Cem Kurtuluş’tan Film Kritiği: Beyaz Ölüm

Bayan Arıza tarafından 30 - Temmuz - 2013 tarihinde yazıldı.

“Beyaz Ölüm”, Halit Refiğ’in 80’lerde çektiği yoz gençlik, kötülük yuvası diskolar, fahişeleri pazarlayan pezevenkler, tecavüz hastası fena adamların gösterildiği, aynı zamanda Tarık Akan, Ahu Tuğba gibi o dönemin şöhreti içinde yüzenlerin boy gösterdiği dram filmi.

Kuşağın bu filmlerinde genellikle oyuncular aynıdır. Tarık Akan, Ahu Tuğba, Nuri Alço, Gülşen Bubikoğlu, tecavüzcü Coşkun tiplemesiyle Coşkun Göğen bu kuşağın filmlerinde boy göstermiştir.“içinde -beyaz var mi beyaz? –çok harmanım -sarı var sadece ve Damarlarım bomboş, kanım beyaza hasret”  diye muhabbetlerin devam ettiği, uyuşturucudan kıvranan kafayı yemiş gençlerin kendi etini satarak uyuşturucu bulduğu, uyuşturucu baronlarının gençleri nasıl kullandığını ve gençlerin sonunda mezarı boyladığının resmidir Beyaz Ölüm.

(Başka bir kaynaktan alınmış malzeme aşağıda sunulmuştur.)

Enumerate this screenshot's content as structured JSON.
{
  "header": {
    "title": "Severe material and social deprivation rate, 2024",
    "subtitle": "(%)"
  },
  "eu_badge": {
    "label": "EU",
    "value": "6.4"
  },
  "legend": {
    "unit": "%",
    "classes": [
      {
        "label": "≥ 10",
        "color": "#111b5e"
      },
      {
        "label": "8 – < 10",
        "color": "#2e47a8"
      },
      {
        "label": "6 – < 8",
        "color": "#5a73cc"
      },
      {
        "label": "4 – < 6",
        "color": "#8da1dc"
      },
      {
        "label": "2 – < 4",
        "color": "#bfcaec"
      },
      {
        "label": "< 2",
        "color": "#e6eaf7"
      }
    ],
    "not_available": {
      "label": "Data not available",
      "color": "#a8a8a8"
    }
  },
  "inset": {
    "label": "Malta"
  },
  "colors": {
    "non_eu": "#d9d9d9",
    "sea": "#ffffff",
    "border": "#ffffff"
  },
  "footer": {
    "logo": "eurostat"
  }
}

Yeşilçam’ın kötü adam tayfasının yanında bir de temiz yüzlü, uyuşturucu baronlarının peşine düşen, gençleri bu zehirden kurtarmak isteyen Komiser karakteri vardır. Karakterler hep kötü tiplemedir. Pezevenk, uyuşturucu baronu, etini satan fahişe, genç ve uyuşturucu bağımlısı şov kızı ve birçok karakter…

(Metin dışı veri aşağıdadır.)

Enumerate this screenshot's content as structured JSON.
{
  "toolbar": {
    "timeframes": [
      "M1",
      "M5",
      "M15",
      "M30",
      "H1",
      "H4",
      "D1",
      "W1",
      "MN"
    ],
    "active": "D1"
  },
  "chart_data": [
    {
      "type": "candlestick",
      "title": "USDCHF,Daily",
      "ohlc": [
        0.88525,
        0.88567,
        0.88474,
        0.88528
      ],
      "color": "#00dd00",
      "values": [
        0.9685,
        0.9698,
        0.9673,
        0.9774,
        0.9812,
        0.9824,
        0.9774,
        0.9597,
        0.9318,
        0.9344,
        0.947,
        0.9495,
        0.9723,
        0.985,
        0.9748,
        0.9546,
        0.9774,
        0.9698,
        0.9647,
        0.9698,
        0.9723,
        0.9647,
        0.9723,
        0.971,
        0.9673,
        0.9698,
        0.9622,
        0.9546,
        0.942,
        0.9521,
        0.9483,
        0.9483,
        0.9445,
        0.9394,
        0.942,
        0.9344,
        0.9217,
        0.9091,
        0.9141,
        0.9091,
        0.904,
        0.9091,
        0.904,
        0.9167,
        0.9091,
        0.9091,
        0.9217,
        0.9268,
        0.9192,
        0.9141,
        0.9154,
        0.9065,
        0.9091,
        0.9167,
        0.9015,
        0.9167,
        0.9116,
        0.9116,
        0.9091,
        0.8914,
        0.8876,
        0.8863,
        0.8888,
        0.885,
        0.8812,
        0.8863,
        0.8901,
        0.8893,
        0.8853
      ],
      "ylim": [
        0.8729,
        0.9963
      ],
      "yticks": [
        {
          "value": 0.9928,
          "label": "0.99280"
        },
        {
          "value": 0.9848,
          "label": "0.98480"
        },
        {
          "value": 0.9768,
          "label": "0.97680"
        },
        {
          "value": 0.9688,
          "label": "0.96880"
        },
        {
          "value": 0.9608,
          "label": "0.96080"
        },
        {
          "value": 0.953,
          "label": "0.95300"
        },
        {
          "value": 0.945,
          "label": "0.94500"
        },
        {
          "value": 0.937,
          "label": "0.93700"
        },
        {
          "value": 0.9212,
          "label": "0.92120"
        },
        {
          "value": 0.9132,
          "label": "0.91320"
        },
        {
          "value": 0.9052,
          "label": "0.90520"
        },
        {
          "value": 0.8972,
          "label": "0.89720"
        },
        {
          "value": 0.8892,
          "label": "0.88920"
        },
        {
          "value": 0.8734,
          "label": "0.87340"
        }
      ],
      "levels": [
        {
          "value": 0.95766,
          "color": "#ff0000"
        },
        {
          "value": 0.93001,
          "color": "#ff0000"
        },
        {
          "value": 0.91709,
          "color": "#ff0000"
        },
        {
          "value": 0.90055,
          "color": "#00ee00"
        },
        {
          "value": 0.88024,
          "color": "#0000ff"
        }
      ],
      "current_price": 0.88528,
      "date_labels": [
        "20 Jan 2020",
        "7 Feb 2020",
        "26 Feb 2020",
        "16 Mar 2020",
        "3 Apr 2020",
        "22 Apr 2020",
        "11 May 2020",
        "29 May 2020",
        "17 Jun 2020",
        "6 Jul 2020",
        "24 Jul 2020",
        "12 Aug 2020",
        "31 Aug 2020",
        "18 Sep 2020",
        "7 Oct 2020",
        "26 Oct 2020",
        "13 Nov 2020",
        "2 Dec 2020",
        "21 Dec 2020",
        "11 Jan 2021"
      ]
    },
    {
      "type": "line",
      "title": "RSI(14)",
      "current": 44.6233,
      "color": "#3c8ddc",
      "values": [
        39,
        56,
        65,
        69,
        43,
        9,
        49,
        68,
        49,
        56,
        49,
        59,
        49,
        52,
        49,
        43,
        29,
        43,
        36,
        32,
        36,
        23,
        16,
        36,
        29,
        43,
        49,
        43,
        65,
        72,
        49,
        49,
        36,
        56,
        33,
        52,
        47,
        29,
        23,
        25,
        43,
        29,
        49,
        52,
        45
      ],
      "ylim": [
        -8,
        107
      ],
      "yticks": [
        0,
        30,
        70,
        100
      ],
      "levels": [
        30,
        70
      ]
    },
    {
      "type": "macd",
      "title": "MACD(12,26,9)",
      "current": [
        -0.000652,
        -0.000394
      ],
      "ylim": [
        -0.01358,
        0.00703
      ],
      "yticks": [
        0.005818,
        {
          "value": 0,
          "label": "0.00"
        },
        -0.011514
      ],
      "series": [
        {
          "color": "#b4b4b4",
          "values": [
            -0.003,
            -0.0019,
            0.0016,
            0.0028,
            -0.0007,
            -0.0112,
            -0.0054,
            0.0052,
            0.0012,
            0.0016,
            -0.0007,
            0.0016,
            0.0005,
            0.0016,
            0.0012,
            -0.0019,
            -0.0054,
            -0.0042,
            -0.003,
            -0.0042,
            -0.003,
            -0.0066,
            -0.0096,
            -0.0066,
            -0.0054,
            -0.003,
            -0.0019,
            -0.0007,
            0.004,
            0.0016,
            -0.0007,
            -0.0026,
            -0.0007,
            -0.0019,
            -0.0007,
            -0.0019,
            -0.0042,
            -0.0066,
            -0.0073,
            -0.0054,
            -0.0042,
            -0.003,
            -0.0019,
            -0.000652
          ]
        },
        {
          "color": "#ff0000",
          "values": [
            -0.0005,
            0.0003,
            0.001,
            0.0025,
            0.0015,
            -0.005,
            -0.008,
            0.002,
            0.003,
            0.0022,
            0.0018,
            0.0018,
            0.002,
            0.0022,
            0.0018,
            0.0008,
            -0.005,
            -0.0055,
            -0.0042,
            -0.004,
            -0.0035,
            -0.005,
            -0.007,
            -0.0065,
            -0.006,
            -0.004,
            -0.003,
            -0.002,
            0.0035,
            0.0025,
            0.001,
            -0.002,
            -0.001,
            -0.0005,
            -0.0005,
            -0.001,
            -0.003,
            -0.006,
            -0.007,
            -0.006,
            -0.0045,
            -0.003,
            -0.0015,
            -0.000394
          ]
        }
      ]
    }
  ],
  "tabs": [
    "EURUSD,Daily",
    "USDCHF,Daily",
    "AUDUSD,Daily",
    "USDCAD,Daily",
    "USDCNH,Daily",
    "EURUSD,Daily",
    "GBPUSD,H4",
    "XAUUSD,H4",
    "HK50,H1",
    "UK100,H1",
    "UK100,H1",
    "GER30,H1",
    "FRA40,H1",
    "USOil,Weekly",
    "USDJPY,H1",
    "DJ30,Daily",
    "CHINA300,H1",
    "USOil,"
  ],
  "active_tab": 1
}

Kabataslak mevzunun içine derin dalmak gerekiyorsa, uyuşturucu patronu Hacı Bey’in kuklası olan şov kızı ve uyuşturucu bağımlısı olan Meral kısa zamanda uyuşturucu mafyasını çökertmek isteyen Komiser Yılmaz ile harekete geçer.

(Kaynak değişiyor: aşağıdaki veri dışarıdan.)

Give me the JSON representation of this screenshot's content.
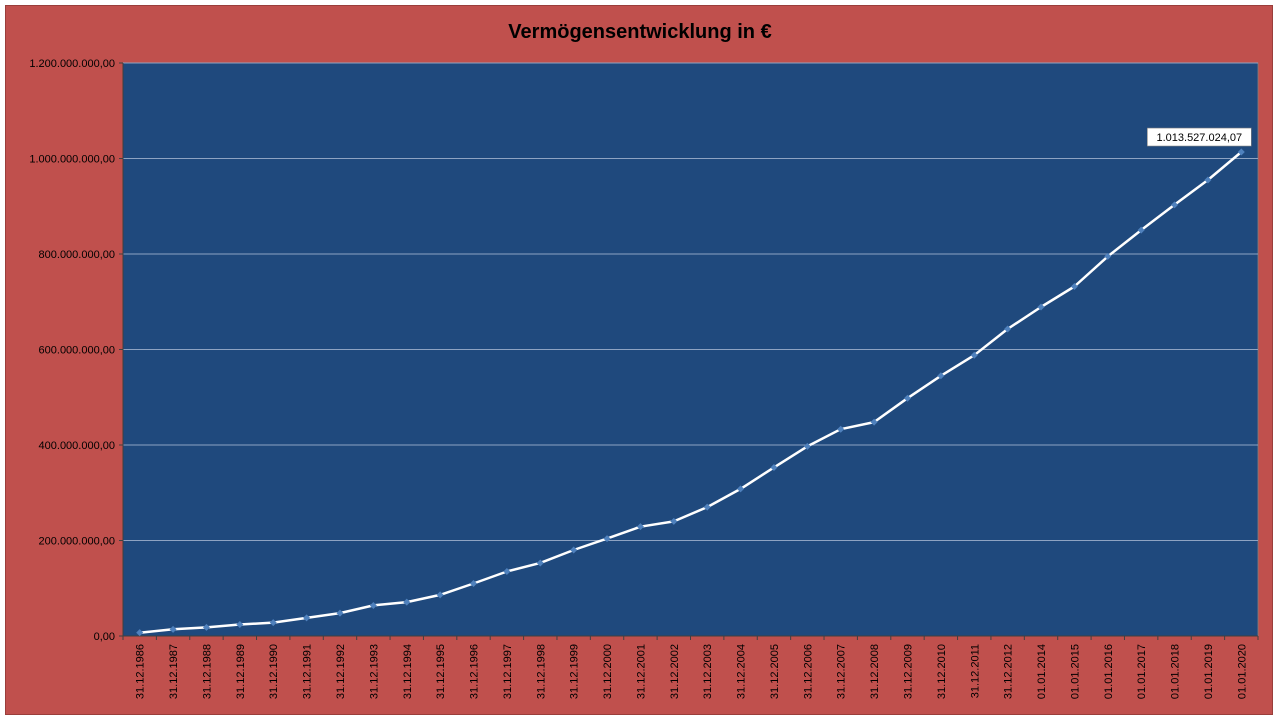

Yılmaz ile kısa zaman içinde ilişki kuran Meral bu tanışma sürecinde uyuşturucu Patronu Hacı Bey’in  muhbir görevini üstlenir. Uyuşturucudan deliren Corci polis tarafından konuşturulmak istenirken Meral’ın ispiyon etmesi sonucu öldürülür. Corci’nin öldürülmesi sonucu komiser, Meral hakkında tüm düşüncesini değiştirse de bu kısa sürer.

Meral komiser Yılmaz’a  “arabanda bomba var” diye ihbar etse de komiser Yılmaz arkadaşını kurtaramamıştır, bununla birlikte Komiser Yılmaz’ın Meral hakkında fikirleri değişir. Aynı zamanda Meral karakterinin Komiser Yılmaz’ı arayıp yağmur altında uyuşturucudan kıvrandığı sahneyle, Corci’nin hastane odasında kıvrandığı sahne film hakkında izleyiciye birçok detay veriyor.

Baskın sonucu Komiser’e yardım eden Meral’in  öldürülmesi, ölmeden önce içten gözlerine bakarak “seni sevdim“ demesi filmin buruk sahnelerinden.

Filmin sonlarına doğru her bitiş gibi uyuşturucu baronunun yakalanmasıyla film son bulur.

İnternette okuduğum bir yorum döneme de kısa bir değinme yapıyor:

“Özalist politikalarla köşedönücülüğün, kendini kurtarmanın, işbitiriciliğin övülmeye, özgeciliğin (başkalarının hakları için uğraş vermenin) enayilik olarak görülmeye başlandığı bu dönemde, bunlar nasıl bir işlev gördü?“

 Her ne kadar 80’li yıllarda uyuşturucu ticareti başını almış gitse de üstte okuduğunuz yorum da bir polis övücülüğünün resmiydi. Sountrackleri ve rock balladlarıyla, temasıyla, oyunculuklarıyla döneme damgasını vuran gişe rekorları kıran Beyaz Ölüm o dönem eminim birçok kişinin ilgisini çekmiştir, halen ilgisini çekmeye ve izlenmeye devam ediyor.

O dönemki filmlerin teması yozlaşan gençliğe karşı bazı şeyleri kafalara sokmaktı. Beyaz Ölüm de uyuşturucu batağına saplanmış gençleri bu bataklıktan kurtarmak için yapılan bir film olmakla birlikte polis övücülüğünü öne çıkaran bir film de olmuştur.